Information for Accommodation Providers on Smoke-Free Workplaces and Smoking Policy
Research has shown that smoke-free workplaces help smokers to give up or reduce the amount they smoke and have many benefits for the workplace such as:
- A reduction in absenteeism and sick leave
- Lower maintenance costs due to less litter and cleaning costs
- Increased productivity due to less smoke breaks and improved health of employees
- Protects employees from the effects of second-hand smoke
- Improving morale among non-smokers
- Lower operational costs
- More pleasant work environment
- Improves company image
Smoking regulations in Northern Ireland
Northern Ireland smoke-free regulations state that it is against the law to smoke (tobacco products or any other lit substance that can be smoked) in all enclosed workplaces and enclosed/partially enclosed public places (with some exemptions). This extends to banning smoking in work vehicles used by more than one person. No smoking signs are required to be displayed at all entrances to premises and in work vehicles.
Penalties and fines can be issued to anyone breaking Smoke-Free legislation. For further information on smoke free legislation, contact your Local Council’s Tobacco Control Officer (Environmental Health Department).
Northern Ireland working time regulations entitle all workers to a rest break of at least 20 minutes for every six hours of work. There is no legal requirement to provide additional breaks for people to smoke. Therefore, allowing smokers to smoke during working hours is at the employers’ discretion.
Designated Smoking Areas
Providing a designated smoking area is at an employer’s discretion, there is no legal requirement. If a smoking area is provided by the organisation (this is usually a smoking shelter), it is important that it meets planning requirements and building regulations, its boundaries are clearly defined and a risk assessment is completed to ensure safe access and use of the shelter. Proposed shelters should comply with the Smoking (NI) Order 2006.
Developing a No Smoking Policy for the Workplace
Although, it is not a legal requirement for workplaces to have a smoking policy it is often recommended. Having a smoking policy, can show the organisations expectations of employees, and can help ensure smoke-free legal requirements are clearly understood and followed by staff. It can help protect employees from the effects of second-hand smoke and can also assist those ready to quit smoking.

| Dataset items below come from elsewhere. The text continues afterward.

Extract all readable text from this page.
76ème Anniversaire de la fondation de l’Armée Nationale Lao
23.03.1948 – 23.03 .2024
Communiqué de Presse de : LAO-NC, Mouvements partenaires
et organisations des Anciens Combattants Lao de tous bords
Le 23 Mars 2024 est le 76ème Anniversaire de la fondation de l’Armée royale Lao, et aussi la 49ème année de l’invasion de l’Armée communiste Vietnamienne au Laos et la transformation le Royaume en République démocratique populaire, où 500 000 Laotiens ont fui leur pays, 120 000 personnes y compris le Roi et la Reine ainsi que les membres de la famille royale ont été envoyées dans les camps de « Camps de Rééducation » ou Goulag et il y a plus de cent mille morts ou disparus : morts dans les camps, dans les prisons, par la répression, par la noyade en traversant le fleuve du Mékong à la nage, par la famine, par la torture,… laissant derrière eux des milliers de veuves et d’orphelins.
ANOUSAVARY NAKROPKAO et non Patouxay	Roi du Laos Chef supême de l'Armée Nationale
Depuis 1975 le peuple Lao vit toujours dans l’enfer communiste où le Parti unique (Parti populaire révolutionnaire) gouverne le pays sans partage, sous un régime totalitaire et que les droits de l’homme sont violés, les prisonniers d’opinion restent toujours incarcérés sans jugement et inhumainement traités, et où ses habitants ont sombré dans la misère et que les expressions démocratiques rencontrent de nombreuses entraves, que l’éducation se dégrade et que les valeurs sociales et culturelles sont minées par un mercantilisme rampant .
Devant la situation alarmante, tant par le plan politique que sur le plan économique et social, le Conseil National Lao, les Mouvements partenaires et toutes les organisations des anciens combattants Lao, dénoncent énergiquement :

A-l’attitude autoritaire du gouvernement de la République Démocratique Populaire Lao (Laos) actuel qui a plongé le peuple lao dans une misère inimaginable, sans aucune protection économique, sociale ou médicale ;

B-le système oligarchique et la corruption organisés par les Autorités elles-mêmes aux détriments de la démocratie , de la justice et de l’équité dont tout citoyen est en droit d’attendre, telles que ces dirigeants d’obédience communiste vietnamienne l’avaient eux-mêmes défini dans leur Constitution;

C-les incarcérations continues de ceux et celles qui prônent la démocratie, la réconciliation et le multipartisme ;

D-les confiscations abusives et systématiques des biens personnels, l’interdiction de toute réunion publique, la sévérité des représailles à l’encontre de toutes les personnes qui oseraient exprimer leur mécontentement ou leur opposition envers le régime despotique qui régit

In developing a Smoking policy, it is important to consult with employees and their representatives to ensure it is appropriate and meets the requirements of the workplace. It is also important to keep staff informed and give them adequate notice of when the policy will be formally introduced. The policy should be available and easily accessed by employees. On introduction of the policy, a copy should be circulated to all staff and on appointment of new staff, they should be issued with a copy of the policy.
A good Smoking policy will also consider support for employees who would like to give up smoking.
Smoking Rooms in Shared Accommodation
Hotels are permitted to provide designated smoking rooms, so long as a number of conditions are met:
- Smoke must be kept inside the designated smoking room.
- There should be no smoke elsewhere in the building, such as along corridors.
- Rooms should be designated and may only be changed once per year, if required for decorating, maintenance, etc.
- Smoking is not permitted in dormitories.